When I first created my OMOP instance, I made visit_occurrence_id a required field in all of the clinical data tables. I couldn’t imagine that you would want data without a visit. I was very surprised when I was told visit_occurrence_id was not required and there can be data without a visit.
It was a very visit-oriented perspective instead of person-oriented. But that’s because our EHR is visit (or rather encounter) oriented. Every clinical event has to have an encounter. Some are real visits, but some are just internal events like Clinical_Support, Orders_Only, or Documentation. So I was including a lot of encounters that were not really face-to-face visits.
But without those encounters, it’s extremely difficult to valid my OMOP data against the EHR. This isn’t an OMOP standards issue so much as it is a process issue, but it’s real for me nonetheless (I’m getting to the point, I promise)
So I am left with several options:
Leave the non-visit encounters in the OMOP database with a type_concept of 0. My thinking was that researchers could just ignore any “visits” with a type concept of 0 for any queries that needed visits. I’m told that isn’t feasible.
Have an intermediate OMOP database that left the visit_occurrence_id in each table so I can use that for validation, and then extract that to another OMOP instance without those non-visit encounters and nullifying visit_occurrence_id in related clinical data records.

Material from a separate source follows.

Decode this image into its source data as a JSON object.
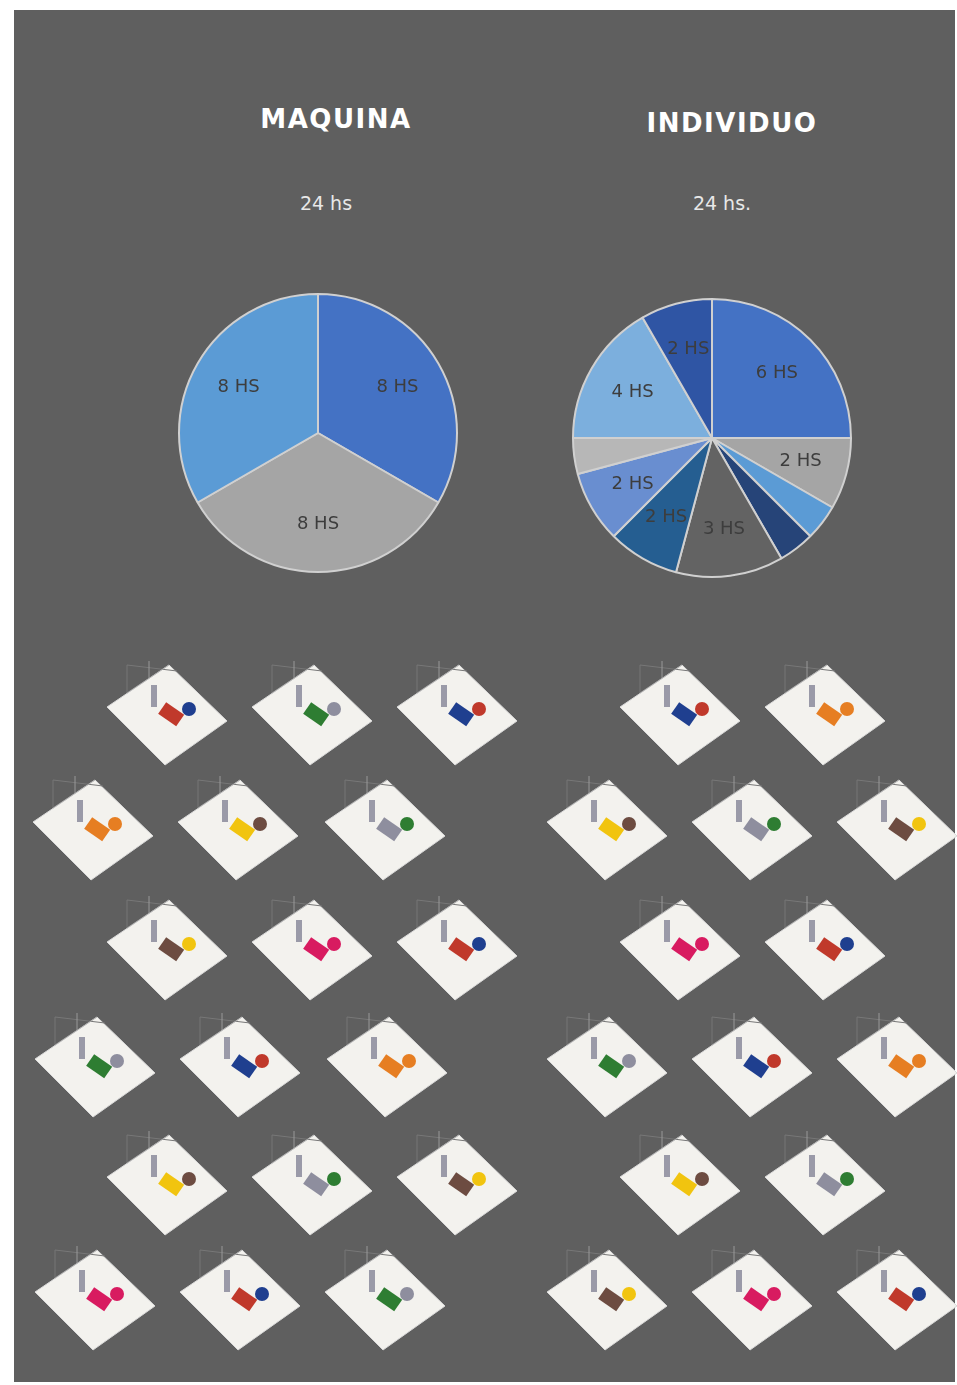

Modify my OMOP instance to include visit_source_value in every clinical data table, so I can do my validation with that. That is, of course, an extension of the OMOP standard, and I’m not suggesting it for wider acceptance.
I know that other people are also struggling with this. Neither one of your bottom-line solutions helps this problem, but it would be nice if some solution could be devised that would solve both.
We do a combination similar to #2 & #3. Colorado adds MANY columns to the OMOP tables for validation efforts. Then we create proper CDM views for use by others and keep the very wide OMOP tables for internal use only. Our extra columns generally consist of keys, ids, and source tables names to tie the CDM row back to the source table, field, and row.
The philosophy of OHDSI is to keep your CDM pure. By using a combo of 2 & 3, we have been able to keep our CDM pure (with special Colorado modifications, of course ) and retain the ability to validate our CDM data.
I’m interested to hear other solutions from the community.